Ого! Корова Фени давала примерно литров восемь-девять. Может потому, что молода, или просто не самая молочная, но здесь показатель считался отличным надоем. Значит, примерно шестьдесят литров за медяшку. Зачем мне заморачиваться с содержанием скотинки, в котором я мало что понимаю, если можно просто купить готовое? Для сыра молока надо много, всё равно я стадо не осилю.
— Поможешь мне завтра с продажей? — спросила я.
— Помогу. Вместе по домам пойдём.
Начали с вдовы, которая весной покупала у Фени молоко. В её платёжеспособности Феня не сомневалась и уверенно повела меня на другой конец села. Дом вдовушки приятно удивил — высокий, крепкий, с новым забором из цельных брёвен.

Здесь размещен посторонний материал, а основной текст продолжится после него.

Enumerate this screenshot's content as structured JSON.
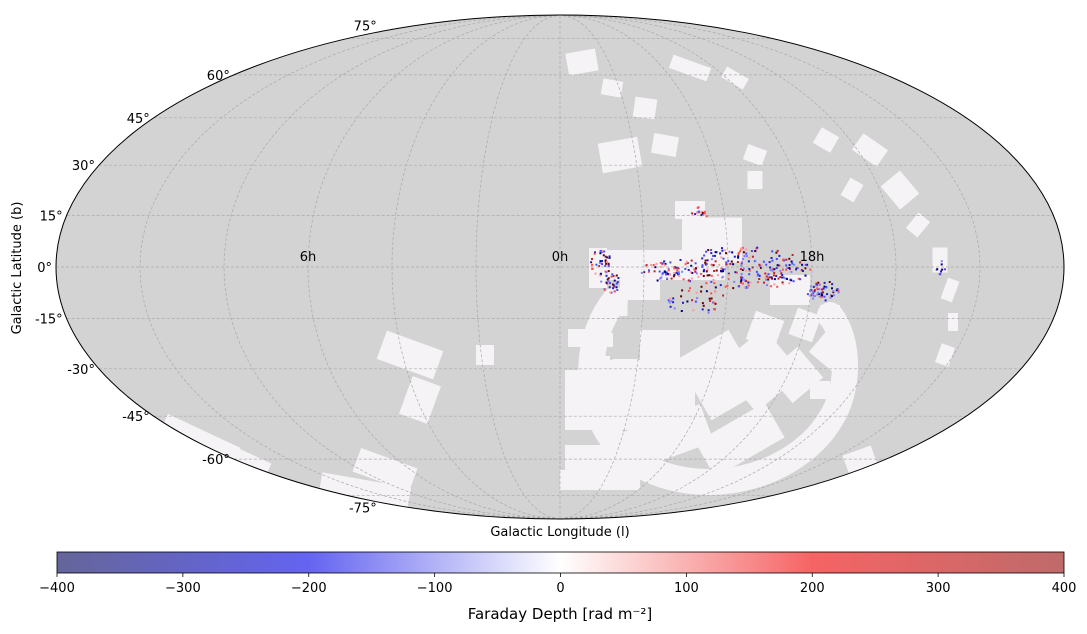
{
  "chart_data": {
    "type": "heatmap",
    "projection": "mollweide",
    "xlabel": "Galactic Longitude (l)",
    "ylabel": "Galactic Latitude (b)",
    "lat_tick_labels": [
      {
        "lat": 75,
        "label": "75°"
      },
      {
        "lat": 60,
        "label": "60°"
      },
      {
        "lat": 45,
        "label": "45°"
      },
      {
        "lat": 30,
        "label": "30°"
      },
      {
        "lat": 15,
        "label": "15°"
      },
      {
        "lat": 0,
        "label": "0°"
      },
      {
        "lat": -15,
        "label": "-15°"
      },
      {
        "lat": -30,
        "label": "-30°"
      },
      {
        "lat": -45,
        "label": "-45°"
      },
      {
        "lat": -60,
        "label": "-60°"
      },
      {
        "lat": -75,
        "label": "-75°"
      }
    ],
    "lon_tick_labels": [
      {
        "lon": 90,
        "label": "6h"
      },
      {
        "lon": 0,
        "label": "0h"
      },
      {
        "lon": -90,
        "label": "18h"
      }
    ],
    "grid": true,
    "background_color": "#d3d3d3",
    "survey_color": "#f6f3f6",
    "colorbar": {
      "label": "Faraday Depth [rad m⁻²]",
      "range": [
        -400,
        400
      ],
      "ticks": [
        -400,
        -300,
        -200,
        -100,
        0,
        100,
        200,
        300,
        400
      ],
      "tick_labels": [
        "−400",
        "−300",
        "−200",
        "−100",
        "0",
        "100",
        "200",
        "300",
        "400"
      ],
      "colors": [
        "#65659a",
        "#6464f0",
        "#ffffff",
        "#f56464",
        "#bf6a6a"
      ],
      "placement": "bottom"
    }
  }
}
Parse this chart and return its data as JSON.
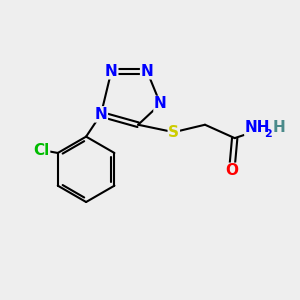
{
  "background_color": "#eeeeee",
  "atom_colors": {
    "N": "#0000ff",
    "S": "#cccc00",
    "O": "#ff0000",
    "C": "#000000",
    "Cl": "#00bb00",
    "H": "#4a8a8a"
  },
  "bond_color": "#000000",
  "bond_width": 1.5,
  "font_size_atoms": 11
}
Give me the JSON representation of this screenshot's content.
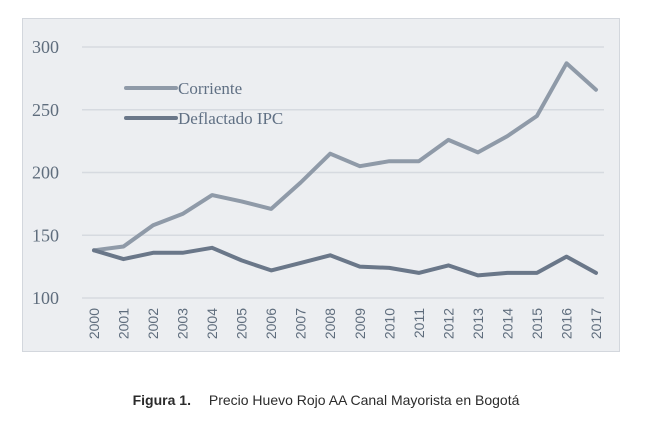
{
  "chart_data": {
    "type": "line",
    "x": [
      "2000",
      "2001",
      "2002",
      "2003",
      "2004",
      "2005",
      "2006",
      "2007",
      "2008",
      "2009",
      "2010",
      "2011",
      "2012",
      "2013",
      "2014",
      "2015",
      "2016",
      "2017"
    ],
    "series": [
      {
        "name": "Corriente",
        "color": "#8f9aa8",
        "values": [
          138,
          141,
          158,
          167,
          182,
          177,
          171,
          192,
          215,
          205,
          209,
          209,
          226,
          216,
          229,
          245,
          287,
          266
        ]
      },
      {
        "name": "Deflactado IPC",
        "color": "#6a7789",
        "values": [
          138,
          131,
          136,
          136,
          140,
          130,
          122,
          128,
          134,
          125,
          124,
          120,
          126,
          118,
          120,
          120,
          133,
          120
        ]
      }
    ],
    "yticks": [
      100,
      150,
      200,
      250,
      300
    ],
    "ylim": [
      100,
      300
    ],
    "grid": true,
    "legend": "top-left"
  },
  "caption": {
    "label": "Figura 1.",
    "text": "Precio Huevo Rojo AA Canal Mayorista en Bogotá"
  }
}
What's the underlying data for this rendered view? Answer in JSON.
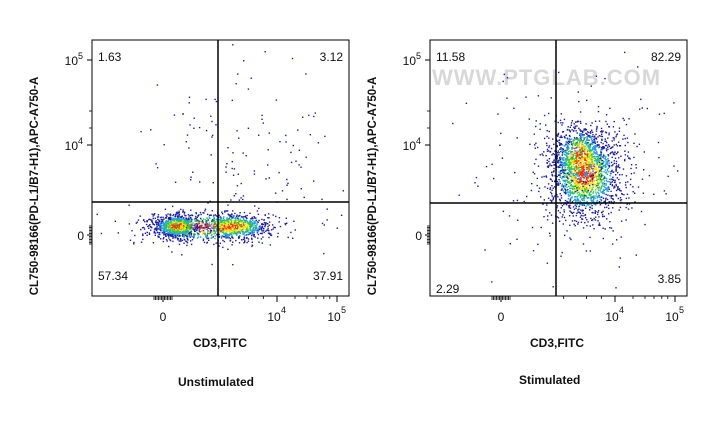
{
  "chart_data": [
    {
      "type": "scatter",
      "plot_style": "pseudocolor density dot plot with quadrant gates",
      "caption": "Unstimulated",
      "xlabel": "CD3,FITC",
      "ylabel": "CL750-98166(PD-L1/B7-H1),APC-A750-A",
      "x_scale": "biexponential",
      "y_scale": "biexponential",
      "x_ticks": [
        {
          "label": "0",
          "value": 0
        },
        {
          "label": "10",
          "exp": "4",
          "value": 10000
        },
        {
          "label": "10",
          "exp": "5",
          "value": 100000
        }
      ],
      "y_ticks": [
        {
          "label": "0",
          "value": 0
        },
        {
          "label": "10",
          "exp": "4",
          "value": 10000
        },
        {
          "label": "10",
          "exp": "5",
          "value": 100000
        }
      ],
      "quadrants": [
        {
          "position": "upper-left",
          "percent": "1.63"
        },
        {
          "position": "upper-right",
          "percent": "3.12"
        },
        {
          "position": "lower-left",
          "percent": "57.34"
        },
        {
          "position": "lower-right",
          "percent": "37.91"
        }
      ],
      "watermark": ""
    },
    {
      "type": "scatter",
      "plot_style": "pseudocolor density dot plot with quadrant gates",
      "caption": "Stimulated",
      "xlabel": "CD3,FITC",
      "ylabel": "CL750-98166(PD-L1/B7-H1),APC-A750-A",
      "x_scale": "biexponential",
      "y_scale": "biexponential",
      "x_ticks": [
        {
          "label": "0",
          "value": 0
        },
        {
          "label": "10",
          "exp": "4",
          "value": 10000
        },
        {
          "label": "10",
          "exp": "5",
          "value": 100000
        }
      ],
      "y_ticks": [
        {
          "label": "0",
          "value": 0
        },
        {
          "label": "10",
          "exp": "4",
          "value": 10000
        },
        {
          "label": "10",
          "exp": "5",
          "value": 100000
        }
      ],
      "quadrants": [
        {
          "position": "upper-left",
          "percent": "11.58"
        },
        {
          "position": "upper-right",
          "percent": "82.29"
        },
        {
          "position": "lower-left",
          "percent": "2.29"
        },
        {
          "position": "lower-right",
          "percent": "3.85"
        }
      ],
      "watermark": "WWW.PTGLAB.COM"
    }
  ],
  "colors": {
    "density_low": "#1a1aa6",
    "density_mid_low": "#1fa0e0",
    "density_mid": "#2ecc40",
    "density_high": "#f5e600",
    "density_peak": "#ff2a10",
    "axis": "#000000",
    "watermark": "#d8d8d8"
  }
}
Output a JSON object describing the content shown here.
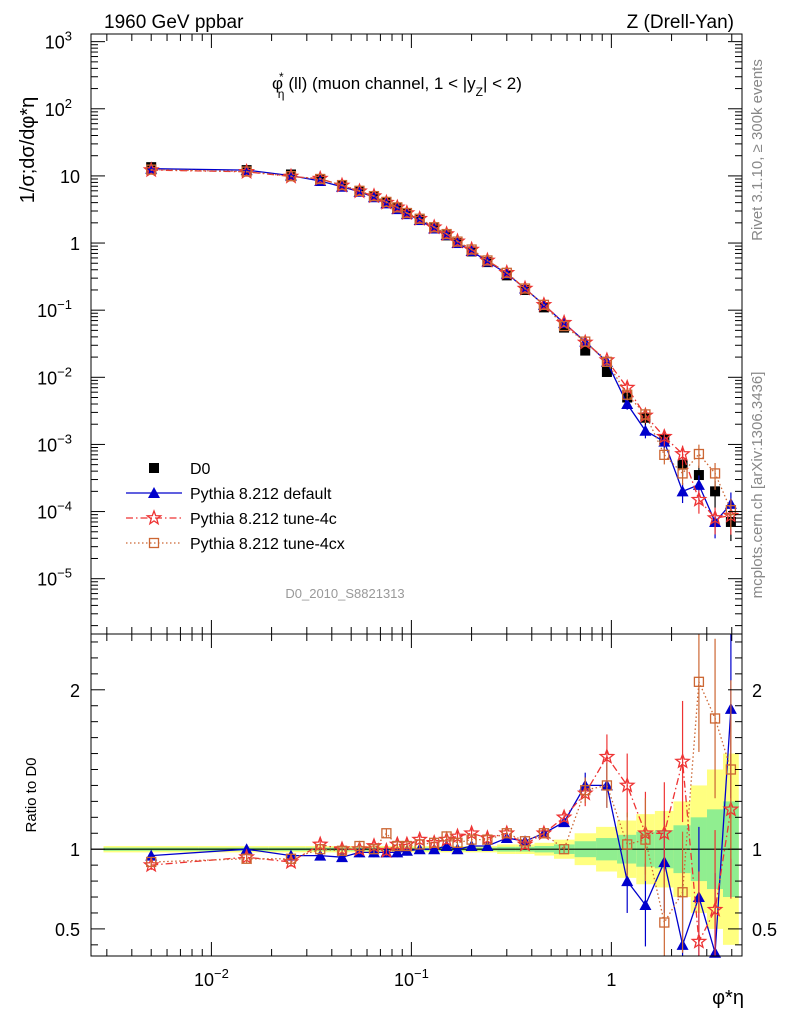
{
  "chart_data": {
    "type": "scatter",
    "header_left": "1960 GeV ppbar",
    "header_right": "Z (Drell-Yan)",
    "title": {
      "main": "φ",
      "sup": "*",
      "sub": "η",
      "rest": "(ll) (muon channel, 1 < |y",
      "sub2": "Z",
      "end": "| < 2)"
    },
    "ylabel": "1/σ;dσ/dφ*η",
    "xlabel": "φ*η",
    "ratio_ylabel": "Ratio to D0",
    "analysis_label": "D0_2010_S8821313",
    "side_label_top": "Rivet 3.1.10, ≥ 300k events",
    "side_label_bottom": "mcplots.cern.ch [arXiv:1306.3436]",
    "xlim": [
      0.0025,
      4.5
    ],
    "ylim_main": [
      1.5e-06,
      1300
    ],
    "ylim_ratio": [
      0.33,
      2.35
    ],
    "x_ticks": [
      {
        "v": 0.01,
        "b": "10",
        "e": "−2"
      },
      {
        "v": 0.1,
        "b": "10",
        "e": "−1"
      },
      {
        "v": 1,
        "b": "1",
        "e": ""
      }
    ],
    "y_ticks_main": [
      {
        "v": 1000,
        "b": "10",
        "e": "3"
      },
      {
        "v": 100,
        "b": "10",
        "e": "2"
      },
      {
        "v": 10,
        "b": "10",
        "e": ""
      },
      {
        "v": 1,
        "b": "1",
        "e": ""
      },
      {
        "v": 0.1,
        "b": "10",
        "e": "−1"
      },
      {
        "v": 0.01,
        "b": "10",
        "e": "−2"
      },
      {
        "v": 0.001,
        "b": "10",
        "e": "−3"
      },
      {
        "v": 0.0001,
        "b": "10",
        "e": "−4"
      },
      {
        "v": 1e-05,
        "b": "10",
        "e": "−5"
      }
    ],
    "y_ticks_ratio": [
      {
        "v": 0.5,
        "l": "0.5"
      },
      {
        "v": 1,
        "l": "1"
      },
      {
        "v": 2,
        "l": "2"
      }
    ],
    "x": [
      0.005,
      0.015,
      0.025,
      0.035,
      0.045,
      0.055,
      0.065,
      0.075,
      0.085,
      0.095,
      0.11,
      0.13,
      0.15,
      0.17,
      0.2,
      0.24,
      0.3,
      0.37,
      0.46,
      0.58,
      0.74,
      0.95,
      1.2,
      1.48,
      1.84,
      2.27,
      2.74,
      3.3,
      3.96
    ],
    "series": [
      {
        "name": "D0",
        "color": "#000000",
        "marker": "square-filled",
        "values": [
          13.5,
          12.2,
          10.5,
          8.8,
          7.2,
          5.9,
          4.9,
          4.0,
          3.3,
          2.75,
          2.2,
          1.65,
          1.3,
          1.0,
          0.75,
          0.52,
          0.33,
          0.2,
          0.11,
          0.055,
          0.025,
          0.012,
          0.005,
          0.0025,
          0.0012,
          0.0005,
          0.00035,
          0.0002,
          7e-05
        ]
      },
      {
        "name": "Pythia 8.212 default",
        "color": "#0000cc",
        "marker": "triangle-filled",
        "line": "solid",
        "values": [
          12.8,
          12.2,
          10.1,
          8.4,
          6.9,
          5.8,
          4.8,
          3.9,
          3.2,
          2.7,
          2.2,
          1.65,
          1.32,
          1.0,
          0.76,
          0.53,
          0.35,
          0.21,
          0.12,
          0.064,
          0.034,
          0.017,
          0.004,
          0.0016,
          0.0011,
          0.0002,
          0.00025,
          7e-05,
          0.00013
        ],
        "ratio": [
          0.96,
          1.0,
          0.96,
          0.96,
          0.95,
          0.98,
          0.98,
          0.98,
          0.98,
          0.99,
          1.0,
          1.0,
          1.02,
          1.0,
          1.02,
          1.02,
          1.07,
          1.05,
          1.1,
          1.17,
          1.4,
          1.4,
          0.8,
          0.65,
          0.92,
          0.4,
          0.7,
          0.35,
          1.88
        ]
      },
      {
        "name": "Pythia 8.212 tune-4c",
        "color": "#ee3333",
        "marker": "star-open",
        "line": "dashdot",
        "values": [
          12.2,
          11.5,
          9.8,
          9.1,
          7.2,
          5.9,
          5.0,
          4.0,
          3.4,
          2.8,
          2.3,
          1.72,
          1.36,
          1.06,
          0.8,
          0.55,
          0.36,
          0.21,
          0.12,
          0.065,
          0.033,
          0.018,
          0.007,
          0.0027,
          0.0013,
          0.00072,
          0.00015,
          8e-05,
          8.7e-05
        ],
        "ratio": [
          0.9,
          0.95,
          0.92,
          1.03,
          1.0,
          1.0,
          1.02,
          0.99,
          1.03,
          1.03,
          1.06,
          1.04,
          1.06,
          1.08,
          1.1,
          1.07,
          1.1,
          1.03,
          1.1,
          1.2,
          1.35,
          1.58,
          1.4,
          1.1,
          1.1,
          1.55,
          0.42,
          0.62,
          1.25
        ]
      },
      {
        "name": "Pythia 8.212 tune-4cx",
        "color": "#cc6633",
        "marker": "square-open",
        "line": "dotted",
        "values": [
          12.4,
          11.6,
          9.9,
          9.0,
          7.3,
          6.0,
          5.0,
          4.1,
          3.4,
          2.8,
          2.3,
          1.72,
          1.36,
          1.05,
          0.8,
          0.55,
          0.36,
          0.21,
          0.12,
          0.058,
          0.034,
          0.017,
          0.0055,
          0.0028,
          0.0007,
          0.00037,
          0.00072,
          0.00037,
          0.000105
        ],
        "ratio": [
          0.92,
          0.94,
          0.94,
          1.0,
          0.99,
          1.02,
          1.0,
          1.1,
          1.02,
          1.02,
          1.03,
          1.04,
          1.08,
          1.04,
          1.06,
          1.06,
          1.1,
          1.05,
          1.1,
          1.0,
          1.37,
          1.4,
          1.03,
          1.06,
          0.54,
          0.73,
          2.05,
          1.82,
          1.5
        ]
      }
    ],
    "ratio_band_half_width": [
      0.01,
      0.01,
      0.01,
      0.01,
      0.01,
      0.01,
      0.01,
      0.01,
      0.01,
      0.01,
      0.01,
      0.01,
      0.01,
      0.01,
      0.01,
      0.01,
      0.015,
      0.015,
      0.02,
      0.03,
      0.05,
      0.07,
      0.09,
      0.11,
      0.12,
      0.15,
      0.2,
      0.25,
      0.3
    ]
  }
}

— Феня, на что она живёт? — тихо спросила я, когда мы вошли во двор. — А ты говоришь, что без мужа — никак!
— Вроде родственники мужа покойного деньгу дают, но да, не бедствует. Маленькой-то ляльке двух лет нет, долго ещё рОстить. Старшие, подростки, матери помогают. Ты сразу свадебный доставай, чтобы у неё глаза загорелись. Торговаться я буду.
Я кивнула. Посмотрю, поучусь, а то мне ещё много чего в этом мире непонятно.
Вдова, молодая — лет сорока, румяная, пышная, как сдобная булочка, встретила нас приветливо.
— Посветлела ты лицом, Улька, — мимоходом заметила она, разглядывая мой свадебный сарафан. — Беру, три медяшки дам за него.
Феня ахнула и прижала пальцы к губам.
— Чего не одну? За три я лучше всю красоту спорю и на другой сарафан пришью.
— Спарывай, — согласилась вдова, разглядывая яркий, синий с красным, широкий платок.
Платок мне не нравился. Феня жалела продавать этакую красоту, и я предложила ей оставить платок себе.
— Как можно? — всхлипнула Феня. — Не видишь, разве, на нём голуби?
Я пригляделась — да, по углам зелёной краской напечатаны маленькие голубки.
— Только детные матери с голубями-то могут носить, а мне, старой да пустой, никогда такого не примерить, — всхлипнула тогда Феня.
Вдовица накинула платок на плечи, полюбовалась собой. У Фени на ресницах сверкнули слёзы.